While it may not seem like it at first, Jonathan Glazer’s Under the Skin is as much about casual sex as it as about an alien feasting on the unwitting male population of Scotland. This alien (played to creepy effect by Scarlett Johansson) spends much of the film cruising the streets in a van, flashing enticing glances at her variously confused and naive quarry, in a way that’s strangely akin to a night on the pull. You hit the pub or a bar or whatever, and then hover around in an emotionless bubble, picking faces out of the crowd completely unaware of their personality or emotional state – it’s a culture driven by lust. As our fur-coated extraterrestrial engages her unassuming victims in interrogations disguised as banal small talk (“Are you walking home?… Do you live alone?”), it’s hard not to draw comparison with the creepier end of the night club predators you see prowling the streets every Friday.
Then again, Johansson’s character isn’t as much a predator as a scavenger, content to feed on the dregs of masculinity rather than chasing after Grade A beef-cake. She only cares about making ends meet (and indeed, meat), replacing the need for any and all emotional ties with a ravishing smile and a compliment about her latest john’s appearance. This is the world that Glazer presents us with – a world where Johansson’s victims wear a look of triumph even as they are swallowed into the floor, a world where lust and wounded sexuality take the place of emotional expression.

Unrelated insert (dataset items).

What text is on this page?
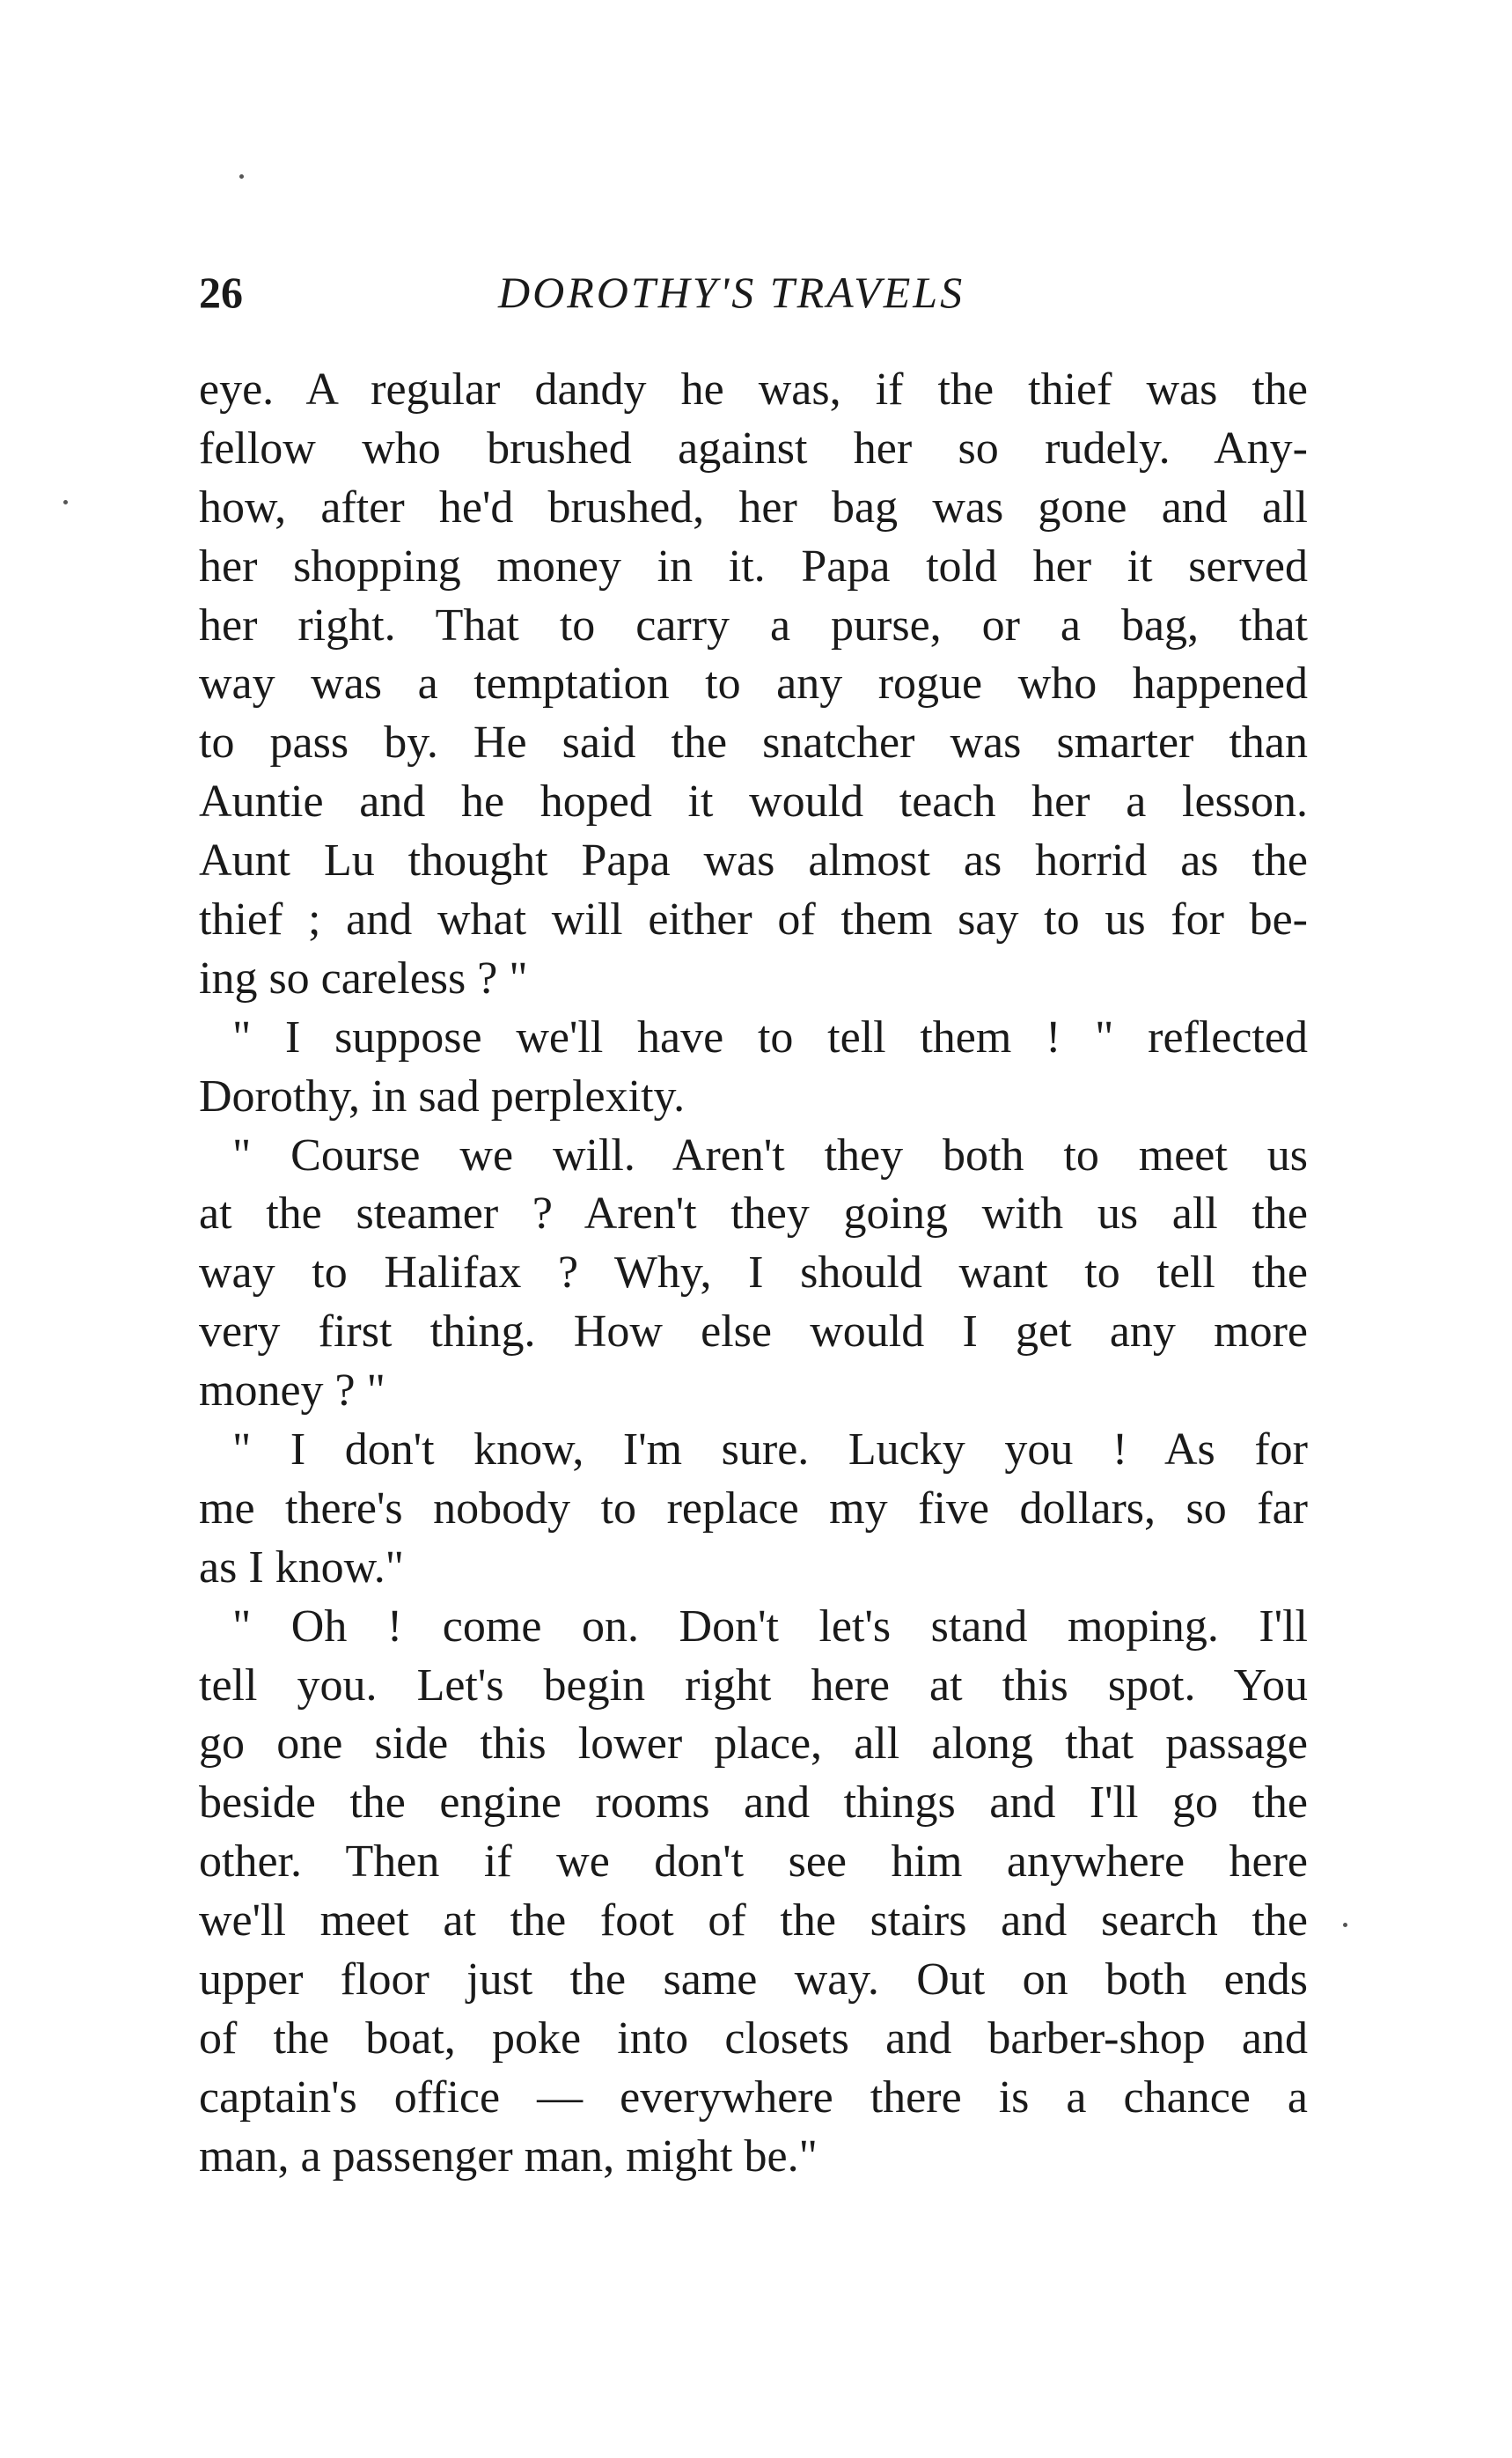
26	DOROTHY'S TRAVELS
eye. A regular dandy he was, if the thief was the
fellow who brushed against her so rudely. Any-
how, after he'd brushed, her bag was gone and all
her shopping money in it. Papa told her it served
her right. That to carry a purse, or a bag, that
way was a temptation to any rogue who happened
to pass by. He said the snatcher was smarter than
Auntie and he hoped it would teach her a lesson.
Aunt Lu thought Papa was almost as horrid as the
thief ; and what will either of them say to us for be-
ing so careless ? "
" I suppose we'll have to tell them ! " reflected
Dorothy, in sad perplexity.
" Course we will. Aren't they both to meet us
at the steamer ? Aren't they going with us all the
way to Halifax ? Why, I should want to tell the
very first thing. How else would I get any more
money ? "
" I don't know, I'm sure. Lucky you ! As for
me there's nobody to replace my five dollars, so far
as I know."
" Oh ! come on. Don't let's stand moping. I'll
tell you. Let's begin right here at this spot. You
go one side this lower place, all along that passage
beside the engine rooms and things and I'll go the
other. Then if we don't see him anywhere here
we'll meet at the foot of the stairs and search the
upper floor just the same way. Out on both ends
of the boat, poke into closets and barber-shop and
captain's office — everywhere there is a chance a
man, a passenger man, might be."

This central emotional vacuum makes the pitiful state of the people around this interstellar foreigner all the starker. When Johansson picks up a man stricken with crippling elephantiasis and asks him whether he has any friends or a girlfriend, she is trying to scope how much he’ll be missed and the ease with which she can manipulate him – but to the audience, the sight of a pitiful man revealing his complete loneliness in the world is absolutely heartbreaking. It’s a cold and clinical film filled with pitiful people – everyone Johansson picks up is an alien in their own way, from a Czech man living in a tent to an electrician who walks home along the motorway. She drags these wounded men from the edge of their world and into the center of hers – there’s always a trade to be plied in making the unwanted feel wanted, even if it is just eating them.

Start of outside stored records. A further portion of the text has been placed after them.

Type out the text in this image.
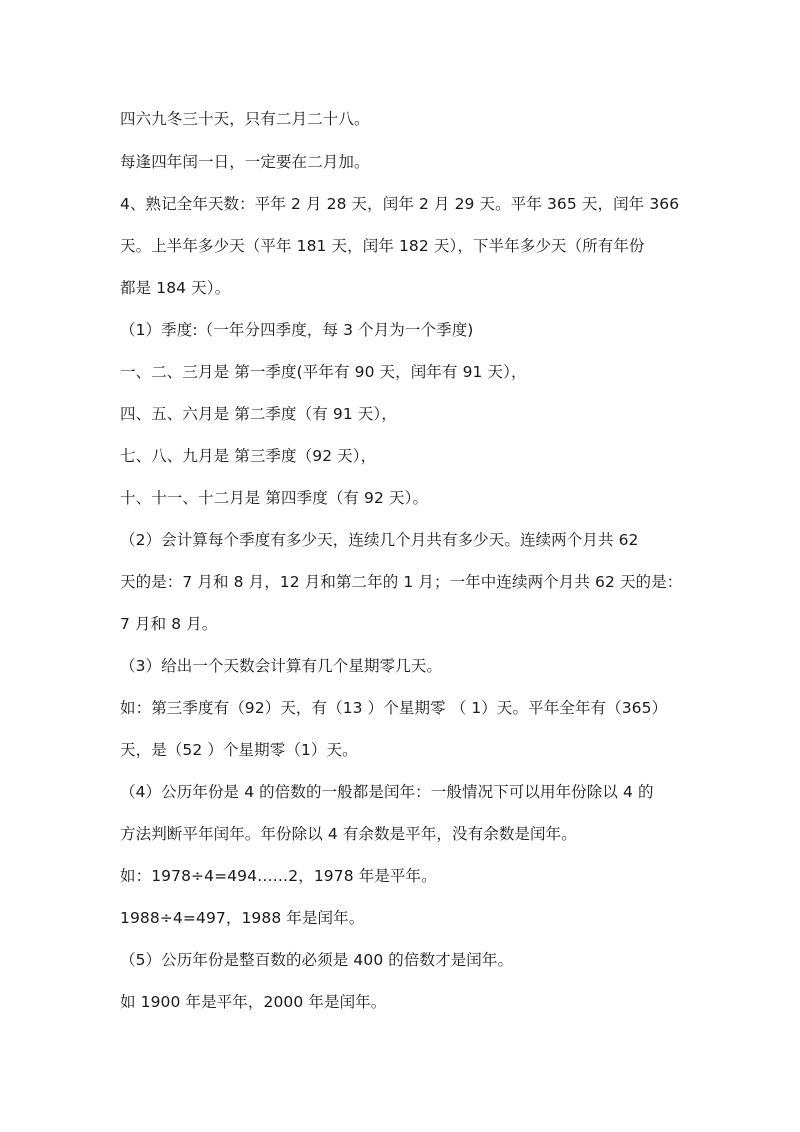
四六九冬三十天，只有二月二十八。
每逢四年闰一日，一定要在二月加。
4、熟记全年天数：平年 2 月 28 天，闰年 2 月 29 天。平年 365 天，闰年 366
天。上半年多少天（平年 181 天，闰年 182 天），下半年多少天（所有年份
都是 184 天）。
（1）季度:（一年分四季度，每 3 个月为一个季度)
一、二、三月是 第一季度(平年有 90 天，闰年有 91 天），
四、五、六月是 第二季度（有 91 天），
七、八、九月是 第三季度（92 天），
十、十一、十二月是 第四季度（有 92 天）。
（2）会计算每个季度有多少天，连续几个月共有多少天。连续两个月共 62
天的是：7 月和 8 月，12 月和第二年的 1 月；一年中连续两个月共 62 天的是：
7 月和 8 月。
（3）给出一个天数会计算有几个星期零几天。
如：第三季度有（92）天，有（13 ）个星期零 （ 1）天。平年全年有（365）
天，是（52 ）个星期零（1）天。
（4）公历年份是 4 的倍数的一般都是闰年：一般情况下可以用年份除以 4 的
方法判断平年闰年。年份除以 4 有余数是平年，没有余数是闰年。
如：1978÷4=494……2，1978 年是平年。
1988÷4=497，1988 年是闰年。
（5）公历年份是整百数的必须是 400 的倍数才是闰年。
如 1900 年是平年，2000 年是闰年。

Glazer’s vision is phenomenally ambitious, and he packs the film with countless visual ticks ranging from the haunting to the straight up bizarre, all of it accompanied by a soundtrack that screeches and caterwauls its way into your skull and never lets you settle. His directorial career proper actually started out in music videos (he’s worked with everyone from Radiohead to Jamiroquai), and Under the Skin‘s visuals certainly have a lot more in common with the video for Street Spirit than it does with Sexy Beast. It’s an exercise in ambiance, with dialogue kept to a bare minimum amidst a sprawl of weird and terrifying imagery, the kind of film that would be ponderous and pretentious if it weren’t so bloody good. These astounding atmospherics (shot with largely static cameras that refuse to look away) reach a fever pitch in the film’s distressing set-piece – a haunting and terrifying scene on a windswept beach that chilled me to my very core.

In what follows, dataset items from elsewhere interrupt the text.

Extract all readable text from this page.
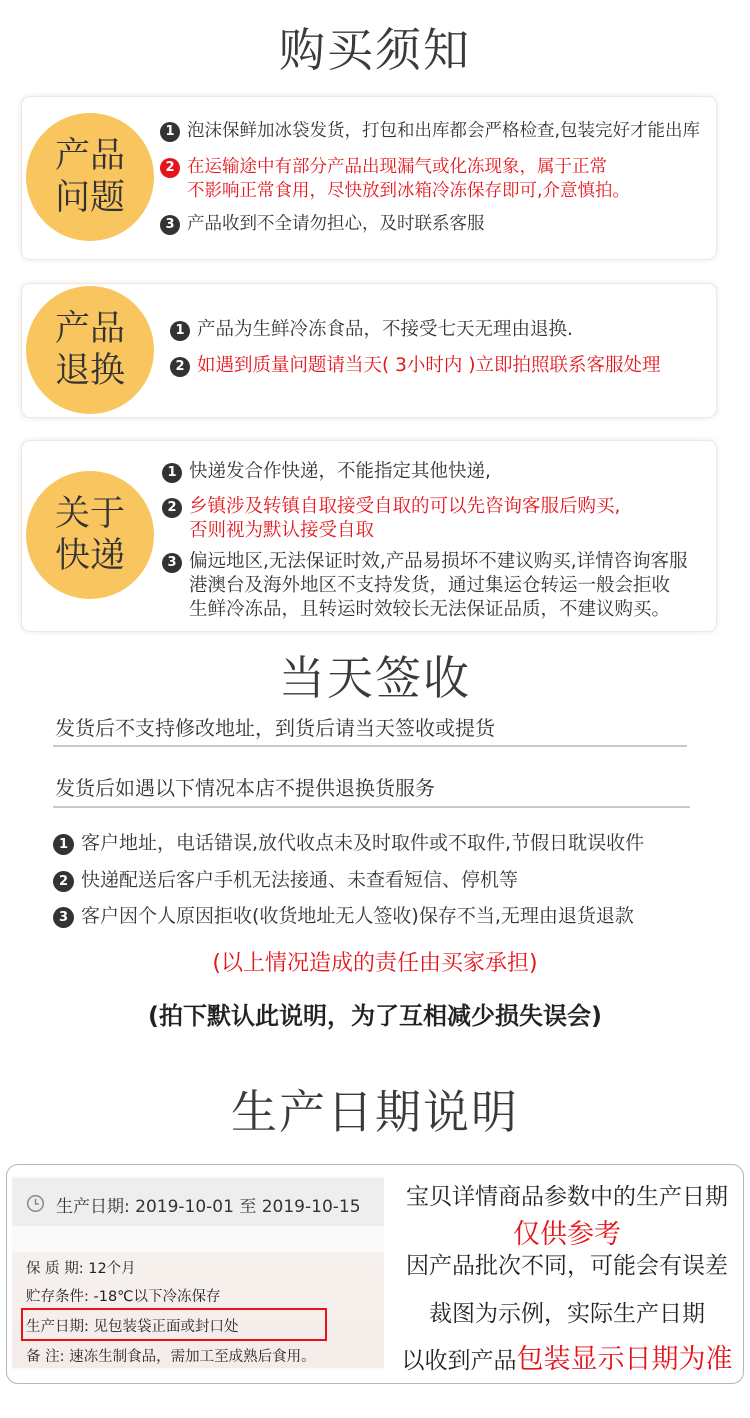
购买须知
产品
问题
1 泡沫保鲜加冰袋发货，打包和出库都会严格检查,包装完好才能出库
2 在运输途中有部分产品出现漏气或化冻现象，属于正常
不影响正常食用，尽快放到冰箱冷冻保存即可,介意慎拍。
3 产品收到不全请勿担心，及时联系客服
产品
退换
1 产品为生鲜冷冻食品，不接受七天无理由退换.
2 如遇到质量问题请当天( 3小时内 )立即拍照联系客服处理
关于
快递
1 快递发合作快递，不能指定其他快递,
2 乡镇涉及转镇自取接受自取的可以先咨询客服后购买,
否则视为默认接受自取
3 偏远地区,无法保证时效,产品易损坏不建议购买,详情咨询客服
港澳台及海外地区不支持发货，通过集运仓转运一般会拒收
生鲜冷冻品，且转运时效较长无法保证品质，不建议购买。
当天签收
发货后不支持修改地址，到货后请当天签收或提货
发货后如遇以下情况本店不提供退换货服务
1 客户地址，电话错误,放代收点未及时取件或不取件,节假日耽误收件
2 快递配送后客户手机无法接通、未查看短信、停机等
3 客户因个人原因拒收(收货地址无人签收)保存不当,无理由退货退款
(以上情况造成的责任由买家承担)
(拍下默认此说明，为了互相减少损失误会)
生产日期说明
生产日期: 2019-10-01 至 2019-10-15
保 质 期: 12个月
贮存条件: -18℃以下冷冻保存
生产日期: 见包装袋正面或封口处
备 注: 速冻生制食品，需加工至成熟后食用。
宝贝详情商品参数中的生产日期
仅供参考
因产品批次不同，可能会有误差
裁图为示例，实际生产日期
以收到产品包装显示日期为准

Under The Skin is absolutely astonishing and excruciatingly unnerving. Glazer has picked up right where he left off as one of modern cinema’s brightest and most visionary minds, while Johansson’s presence will have put the film on the radars of many who otherwise wouldn’t have paid it a second thought. This is ballsy and mesmerizing filmmaking that looks set to polarize audiences for years to come. Plenty of people won’t like it, but it’s the divisive movies that tend to endure all the stronger.
Under The Skin is a beautiful, confusing, unnerving sprawl of a film that all but begs for multiple viewings.